C’est l’invincible Armada. Des navires lourdement armés d’arguments face à une frêle esquif qui cabote dans sa mer d’insouciance. Ce ne sont pas de simples échanges de coups de canon, mais le harponnage de son navire, l’abordage pour le contrôle du gouvernail et la capture de son âme avec un filet. La grosse artillerie verbale. De ces mots profilés qui transpercent la cuirasse et le contraignent à entendre l’ultimatum. Jusqu’à parfois l’utilisation du missile fatal de la grosse voix/voie qui tétanise l’ennemi, lui fait hisser le drapeau blanc et le rend apte à entendre les exigences du vainqueur.
Lancer l’assaut au moment précis où il part à la dérive, avant son sabordage. Et après, tout reconstruire. Mais avant de remettre à flot, il faut d’abord tout démonter, jusqu’aux cales. Pour être le capitaine de son navire, il lui faut comprendre. Depuis le début. Pour donner sens. De la salle des machines aux gréements, des règles de navigation à l’étude des vents, Schéma par schéma, plan par plan, pièce par pièce. Ceci pour cela. Et c’est parce que cela que ceci. De l’histoire de l’humanité, en passant par la condition humaine et la vie en communauté. Oser les mots explosifs, comme pour la première fois hier, lorsque j’aborde avec lui la perspective de la mort et de l’après nous. De sa nécessaire autonomie. Oser l’ultime arme de dissuasion en guise de persuasion, au risque d’Hiroshima. Mon amour.
Arrimer le navire à la raison. Ancrer l’âme. Être sa boussole. Réarmer patiemment l’esquif. Sécher nos âmes mouillées par l’embrun jusqu’au au fond des cales parfois. Concentrer, grouper, recouper, assembler la pensée. Défier une déficience fonctionnelle. Jusqu’à l’utopique plasticité du cerveau. Cinq, dix, quinze, vingt minutes et plus. Parfois quotidiennement. Des siècles à vivre. Et toujours terminer sous une bise joyeuse, une température câline et un ciel serein. Il est alors prêt à reprendre son gouvernail, intrépide et courageux. Et de l’accompagner en croisière, en escorte rassurante vers de nouveaux horizons.

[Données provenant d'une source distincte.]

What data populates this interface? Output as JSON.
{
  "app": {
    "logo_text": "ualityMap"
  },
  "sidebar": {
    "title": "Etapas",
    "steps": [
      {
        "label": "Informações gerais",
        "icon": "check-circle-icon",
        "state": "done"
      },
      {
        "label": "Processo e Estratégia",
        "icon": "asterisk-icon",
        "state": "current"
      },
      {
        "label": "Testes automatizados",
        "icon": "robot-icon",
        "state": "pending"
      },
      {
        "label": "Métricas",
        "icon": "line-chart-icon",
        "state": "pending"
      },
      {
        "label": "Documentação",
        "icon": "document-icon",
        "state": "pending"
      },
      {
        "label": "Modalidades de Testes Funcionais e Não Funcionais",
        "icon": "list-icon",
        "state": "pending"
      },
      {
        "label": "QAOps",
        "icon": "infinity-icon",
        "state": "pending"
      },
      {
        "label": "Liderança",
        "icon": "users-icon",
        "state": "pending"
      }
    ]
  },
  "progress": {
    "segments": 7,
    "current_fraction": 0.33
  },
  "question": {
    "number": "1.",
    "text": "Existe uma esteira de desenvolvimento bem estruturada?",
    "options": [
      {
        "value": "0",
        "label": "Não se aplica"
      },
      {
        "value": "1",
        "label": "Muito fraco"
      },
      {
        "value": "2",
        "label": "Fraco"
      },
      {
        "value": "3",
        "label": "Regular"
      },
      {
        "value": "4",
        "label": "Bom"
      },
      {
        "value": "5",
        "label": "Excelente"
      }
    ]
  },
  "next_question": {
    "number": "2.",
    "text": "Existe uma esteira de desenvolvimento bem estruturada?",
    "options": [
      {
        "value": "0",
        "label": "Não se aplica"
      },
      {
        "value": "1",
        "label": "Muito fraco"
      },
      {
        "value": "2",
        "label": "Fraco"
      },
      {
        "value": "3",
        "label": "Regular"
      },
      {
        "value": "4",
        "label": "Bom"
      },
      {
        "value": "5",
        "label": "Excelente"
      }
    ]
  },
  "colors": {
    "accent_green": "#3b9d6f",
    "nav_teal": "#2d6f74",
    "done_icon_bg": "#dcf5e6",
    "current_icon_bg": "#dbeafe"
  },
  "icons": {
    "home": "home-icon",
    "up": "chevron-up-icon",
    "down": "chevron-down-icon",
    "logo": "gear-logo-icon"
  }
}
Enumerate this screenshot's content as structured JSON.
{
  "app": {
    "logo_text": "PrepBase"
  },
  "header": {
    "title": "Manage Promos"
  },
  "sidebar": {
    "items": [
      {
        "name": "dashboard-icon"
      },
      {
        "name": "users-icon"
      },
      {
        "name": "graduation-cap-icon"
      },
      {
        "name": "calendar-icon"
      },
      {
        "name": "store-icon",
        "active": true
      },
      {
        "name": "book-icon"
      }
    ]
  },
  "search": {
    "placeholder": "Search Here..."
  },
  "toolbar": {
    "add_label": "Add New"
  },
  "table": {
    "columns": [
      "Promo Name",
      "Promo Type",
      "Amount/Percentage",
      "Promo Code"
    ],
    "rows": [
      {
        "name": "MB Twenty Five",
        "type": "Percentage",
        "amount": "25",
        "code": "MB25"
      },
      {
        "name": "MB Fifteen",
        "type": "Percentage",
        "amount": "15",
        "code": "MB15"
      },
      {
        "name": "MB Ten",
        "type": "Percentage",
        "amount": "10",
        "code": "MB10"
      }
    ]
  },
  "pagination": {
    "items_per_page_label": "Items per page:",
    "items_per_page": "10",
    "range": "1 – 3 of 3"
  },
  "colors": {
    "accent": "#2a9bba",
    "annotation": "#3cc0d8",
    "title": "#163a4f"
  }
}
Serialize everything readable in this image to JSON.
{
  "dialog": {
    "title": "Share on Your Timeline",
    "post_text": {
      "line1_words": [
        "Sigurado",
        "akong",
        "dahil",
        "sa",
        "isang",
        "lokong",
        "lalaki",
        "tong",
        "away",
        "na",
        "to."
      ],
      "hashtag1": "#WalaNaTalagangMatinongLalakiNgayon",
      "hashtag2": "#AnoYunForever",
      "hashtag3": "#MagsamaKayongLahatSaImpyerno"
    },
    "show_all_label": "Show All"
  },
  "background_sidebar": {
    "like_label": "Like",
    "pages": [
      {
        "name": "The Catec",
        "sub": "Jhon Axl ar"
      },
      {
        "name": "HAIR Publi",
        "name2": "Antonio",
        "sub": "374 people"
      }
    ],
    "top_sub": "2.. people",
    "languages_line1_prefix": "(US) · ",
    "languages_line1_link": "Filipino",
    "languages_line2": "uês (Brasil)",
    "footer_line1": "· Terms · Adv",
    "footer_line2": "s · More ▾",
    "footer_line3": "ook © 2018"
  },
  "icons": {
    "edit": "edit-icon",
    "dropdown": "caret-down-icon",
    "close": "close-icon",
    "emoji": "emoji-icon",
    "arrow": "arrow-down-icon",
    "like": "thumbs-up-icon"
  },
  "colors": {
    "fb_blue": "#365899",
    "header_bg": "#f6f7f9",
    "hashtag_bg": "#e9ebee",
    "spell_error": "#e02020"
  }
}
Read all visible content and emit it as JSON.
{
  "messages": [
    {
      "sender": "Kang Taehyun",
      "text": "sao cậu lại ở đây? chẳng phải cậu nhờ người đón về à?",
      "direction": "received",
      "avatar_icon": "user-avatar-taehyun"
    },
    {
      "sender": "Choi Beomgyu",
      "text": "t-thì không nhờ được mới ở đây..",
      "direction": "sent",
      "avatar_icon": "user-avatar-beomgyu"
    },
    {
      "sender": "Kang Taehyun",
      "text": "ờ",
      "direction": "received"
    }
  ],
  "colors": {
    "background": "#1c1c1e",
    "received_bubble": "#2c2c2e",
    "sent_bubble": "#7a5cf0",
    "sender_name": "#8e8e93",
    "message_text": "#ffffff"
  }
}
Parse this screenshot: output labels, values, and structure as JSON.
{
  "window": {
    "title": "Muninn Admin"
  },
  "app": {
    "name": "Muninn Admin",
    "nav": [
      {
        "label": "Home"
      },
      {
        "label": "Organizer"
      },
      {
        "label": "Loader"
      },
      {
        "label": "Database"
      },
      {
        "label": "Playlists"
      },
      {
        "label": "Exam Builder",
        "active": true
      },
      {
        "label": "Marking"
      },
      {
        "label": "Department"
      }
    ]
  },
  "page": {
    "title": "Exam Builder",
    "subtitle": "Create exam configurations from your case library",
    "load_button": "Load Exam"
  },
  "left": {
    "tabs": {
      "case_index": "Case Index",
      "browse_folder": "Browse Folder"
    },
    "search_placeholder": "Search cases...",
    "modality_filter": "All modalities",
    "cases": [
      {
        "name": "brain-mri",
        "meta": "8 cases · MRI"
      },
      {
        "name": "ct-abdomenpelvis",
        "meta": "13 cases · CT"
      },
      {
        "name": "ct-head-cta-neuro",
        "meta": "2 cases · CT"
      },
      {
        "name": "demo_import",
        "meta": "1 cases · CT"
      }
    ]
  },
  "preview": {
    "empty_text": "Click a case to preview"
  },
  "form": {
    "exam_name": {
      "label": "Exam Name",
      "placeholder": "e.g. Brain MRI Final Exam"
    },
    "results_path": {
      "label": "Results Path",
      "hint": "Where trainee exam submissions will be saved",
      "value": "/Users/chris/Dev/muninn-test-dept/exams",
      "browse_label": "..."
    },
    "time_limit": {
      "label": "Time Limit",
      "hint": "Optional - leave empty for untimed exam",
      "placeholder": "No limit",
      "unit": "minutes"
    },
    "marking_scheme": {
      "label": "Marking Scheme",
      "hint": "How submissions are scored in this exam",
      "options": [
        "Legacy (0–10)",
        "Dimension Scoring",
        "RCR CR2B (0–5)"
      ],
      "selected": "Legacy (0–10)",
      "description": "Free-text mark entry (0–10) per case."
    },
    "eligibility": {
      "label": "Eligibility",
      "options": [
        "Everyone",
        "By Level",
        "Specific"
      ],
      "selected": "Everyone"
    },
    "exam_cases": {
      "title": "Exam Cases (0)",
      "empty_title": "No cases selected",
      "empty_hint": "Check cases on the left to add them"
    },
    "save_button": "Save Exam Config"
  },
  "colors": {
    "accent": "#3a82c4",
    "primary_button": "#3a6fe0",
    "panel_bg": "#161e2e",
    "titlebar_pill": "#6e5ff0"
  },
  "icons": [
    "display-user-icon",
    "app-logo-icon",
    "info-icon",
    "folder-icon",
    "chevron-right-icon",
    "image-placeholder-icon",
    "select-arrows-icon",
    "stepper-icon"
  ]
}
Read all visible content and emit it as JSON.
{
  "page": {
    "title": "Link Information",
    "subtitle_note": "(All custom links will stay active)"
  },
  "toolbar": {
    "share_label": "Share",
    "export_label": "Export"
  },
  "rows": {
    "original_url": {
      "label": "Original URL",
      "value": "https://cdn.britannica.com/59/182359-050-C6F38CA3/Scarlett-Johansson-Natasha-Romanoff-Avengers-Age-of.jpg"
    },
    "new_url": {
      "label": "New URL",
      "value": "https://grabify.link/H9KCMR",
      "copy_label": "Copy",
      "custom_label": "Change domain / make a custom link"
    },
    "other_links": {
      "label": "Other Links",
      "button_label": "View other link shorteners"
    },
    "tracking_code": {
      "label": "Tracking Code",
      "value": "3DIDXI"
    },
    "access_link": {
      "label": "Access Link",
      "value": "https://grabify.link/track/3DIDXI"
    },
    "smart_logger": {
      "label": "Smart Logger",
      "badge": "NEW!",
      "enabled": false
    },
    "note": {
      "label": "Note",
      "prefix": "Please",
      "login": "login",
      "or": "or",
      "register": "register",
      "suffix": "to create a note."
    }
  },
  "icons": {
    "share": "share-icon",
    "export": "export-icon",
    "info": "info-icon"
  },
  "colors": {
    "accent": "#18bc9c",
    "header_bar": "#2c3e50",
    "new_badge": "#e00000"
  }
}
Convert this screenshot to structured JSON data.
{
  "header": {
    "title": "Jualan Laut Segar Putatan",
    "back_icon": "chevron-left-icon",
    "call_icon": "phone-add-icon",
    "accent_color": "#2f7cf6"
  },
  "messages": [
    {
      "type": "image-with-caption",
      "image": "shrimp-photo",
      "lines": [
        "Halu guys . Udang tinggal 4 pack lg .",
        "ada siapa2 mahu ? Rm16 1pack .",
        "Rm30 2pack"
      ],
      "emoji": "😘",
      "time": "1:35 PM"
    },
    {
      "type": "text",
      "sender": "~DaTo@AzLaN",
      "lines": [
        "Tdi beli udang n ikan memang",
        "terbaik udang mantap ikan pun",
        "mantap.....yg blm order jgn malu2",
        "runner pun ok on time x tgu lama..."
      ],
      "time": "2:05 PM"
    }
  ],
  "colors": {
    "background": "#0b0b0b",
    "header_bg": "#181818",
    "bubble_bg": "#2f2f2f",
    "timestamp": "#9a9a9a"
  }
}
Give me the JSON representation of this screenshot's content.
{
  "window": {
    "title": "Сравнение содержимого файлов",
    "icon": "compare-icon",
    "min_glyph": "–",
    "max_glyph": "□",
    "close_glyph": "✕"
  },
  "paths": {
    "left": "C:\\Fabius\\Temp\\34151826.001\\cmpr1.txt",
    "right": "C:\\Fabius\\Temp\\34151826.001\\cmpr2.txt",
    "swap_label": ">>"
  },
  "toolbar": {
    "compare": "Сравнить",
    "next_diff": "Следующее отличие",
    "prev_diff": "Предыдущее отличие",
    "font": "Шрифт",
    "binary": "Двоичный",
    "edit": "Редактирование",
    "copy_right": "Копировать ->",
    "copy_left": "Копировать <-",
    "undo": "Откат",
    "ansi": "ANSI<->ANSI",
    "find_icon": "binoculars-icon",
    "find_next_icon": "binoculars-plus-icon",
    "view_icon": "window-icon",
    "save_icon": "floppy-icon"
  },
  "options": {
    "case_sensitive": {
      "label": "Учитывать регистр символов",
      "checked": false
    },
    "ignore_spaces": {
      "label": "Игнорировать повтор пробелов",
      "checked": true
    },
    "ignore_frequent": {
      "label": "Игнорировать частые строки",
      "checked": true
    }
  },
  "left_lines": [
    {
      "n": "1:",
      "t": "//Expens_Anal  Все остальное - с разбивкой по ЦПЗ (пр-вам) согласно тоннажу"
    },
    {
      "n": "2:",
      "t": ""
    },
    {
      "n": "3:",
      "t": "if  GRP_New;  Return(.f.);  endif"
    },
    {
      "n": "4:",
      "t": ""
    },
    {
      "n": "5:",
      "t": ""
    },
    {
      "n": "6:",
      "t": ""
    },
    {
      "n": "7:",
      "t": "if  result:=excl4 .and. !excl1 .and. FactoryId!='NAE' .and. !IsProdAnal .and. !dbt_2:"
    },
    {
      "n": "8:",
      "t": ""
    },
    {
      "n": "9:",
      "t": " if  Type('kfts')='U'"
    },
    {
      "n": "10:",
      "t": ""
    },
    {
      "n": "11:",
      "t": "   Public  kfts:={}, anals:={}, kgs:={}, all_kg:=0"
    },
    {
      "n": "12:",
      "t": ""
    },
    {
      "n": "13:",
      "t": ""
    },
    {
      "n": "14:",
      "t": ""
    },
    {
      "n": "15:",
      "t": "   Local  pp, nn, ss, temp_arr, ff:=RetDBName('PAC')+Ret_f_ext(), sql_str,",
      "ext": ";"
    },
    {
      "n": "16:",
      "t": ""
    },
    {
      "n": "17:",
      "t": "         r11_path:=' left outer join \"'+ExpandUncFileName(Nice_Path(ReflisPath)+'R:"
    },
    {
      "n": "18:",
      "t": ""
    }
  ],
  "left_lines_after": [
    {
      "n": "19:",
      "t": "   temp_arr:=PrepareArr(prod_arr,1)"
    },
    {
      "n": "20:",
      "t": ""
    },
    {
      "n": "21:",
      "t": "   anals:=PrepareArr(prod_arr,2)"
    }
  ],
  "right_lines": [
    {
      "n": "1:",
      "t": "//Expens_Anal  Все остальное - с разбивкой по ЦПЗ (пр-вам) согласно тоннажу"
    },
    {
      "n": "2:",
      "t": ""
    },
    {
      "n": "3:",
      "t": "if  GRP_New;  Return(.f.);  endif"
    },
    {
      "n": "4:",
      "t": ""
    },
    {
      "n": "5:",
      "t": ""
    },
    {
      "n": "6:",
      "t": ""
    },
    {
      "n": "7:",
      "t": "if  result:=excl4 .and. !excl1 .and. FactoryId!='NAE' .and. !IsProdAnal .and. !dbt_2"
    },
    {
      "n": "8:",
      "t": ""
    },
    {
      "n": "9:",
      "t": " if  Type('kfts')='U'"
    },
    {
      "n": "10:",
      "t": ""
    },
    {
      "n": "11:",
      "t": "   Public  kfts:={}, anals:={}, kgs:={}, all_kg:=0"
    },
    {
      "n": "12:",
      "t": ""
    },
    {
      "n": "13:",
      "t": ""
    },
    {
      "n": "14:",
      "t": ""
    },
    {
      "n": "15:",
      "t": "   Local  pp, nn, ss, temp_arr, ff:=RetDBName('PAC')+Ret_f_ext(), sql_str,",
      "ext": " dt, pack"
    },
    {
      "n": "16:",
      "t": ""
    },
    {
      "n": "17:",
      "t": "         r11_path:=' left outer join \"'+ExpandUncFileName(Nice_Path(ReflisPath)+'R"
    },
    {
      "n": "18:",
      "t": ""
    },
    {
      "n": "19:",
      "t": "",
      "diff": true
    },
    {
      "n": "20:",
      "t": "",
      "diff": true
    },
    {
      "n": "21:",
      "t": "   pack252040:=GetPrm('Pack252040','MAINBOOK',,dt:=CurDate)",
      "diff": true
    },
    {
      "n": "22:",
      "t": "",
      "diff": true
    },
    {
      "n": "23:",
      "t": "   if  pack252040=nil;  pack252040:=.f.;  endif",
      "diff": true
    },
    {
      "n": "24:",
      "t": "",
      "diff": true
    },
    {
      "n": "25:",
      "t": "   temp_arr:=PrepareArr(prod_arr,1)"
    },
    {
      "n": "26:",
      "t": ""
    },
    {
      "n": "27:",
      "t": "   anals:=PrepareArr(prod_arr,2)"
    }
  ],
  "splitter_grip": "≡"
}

Apprécier ensuite les bénéfices évidents du plan de paix et la météo clémente. Observer sa fière allure. Pour peu, au travers des reflets de larmes de joie, je verrais une frégate. Même si je sais très bien que tôt ou tard, le bateau va se dégrader à notre moindre perte de vigilance, lorsqu’il retourne dans sa mer d’insouciance et que la tempête gronde. Inévitable.
Mais ne pas y penser et ne voir que les progrès acquis. Renforcer au besoin les pièces maîtresses à coup de soudures et de peinture fraiche.
Capter l’attention de son esprit volatile qui peine tant à être rationnel. Être présent, lui… et nous. « Concentre-toi, Lou », est le gimmick à toute heure et pour tout, de la pensée aux actes quotidiens. « Range tes chaussettes à leur place ! », pour la cinq cent quatre-vingt-huitième fois. « Ne fais pas de gestes brusques avec ta fourchette », trois à cinq fois par repas. « Balaye avec ta canne », tous les vingt mètres. « Contrôle, mon pote » à chaque toc. « Parce que cela ne se fait pas. On te l’a déjà expliqué plein de fois, Loulou ! ».
Telle est la mutinerie adolescente d’une âme d’enfant. Complexe et orpheline. Se serrer les coudes, être toujours prêt à se mettre en ordre de bataille.
Au lendemain du dernier conflit, Lou me répète, fier et câlin, les mêmes propos que nous lui tenons, lorsque nous lui justifions nos conflits :
- Je t’aime, papa. Et je sais très bien que quand tu te fâches, c’est parce que tu m’aimes. Tu as raison. Continue, papa. Je sais que tu fais cela pour m’aider à grandir et que tu n’aimes pas te fâcher. Merci, papa.
T’inquiète, mon gars. Je ne suis pas prêt de relâcher la douce mais ferme bataille.
Les progrès, c’est maintenant qu’il faut les faire.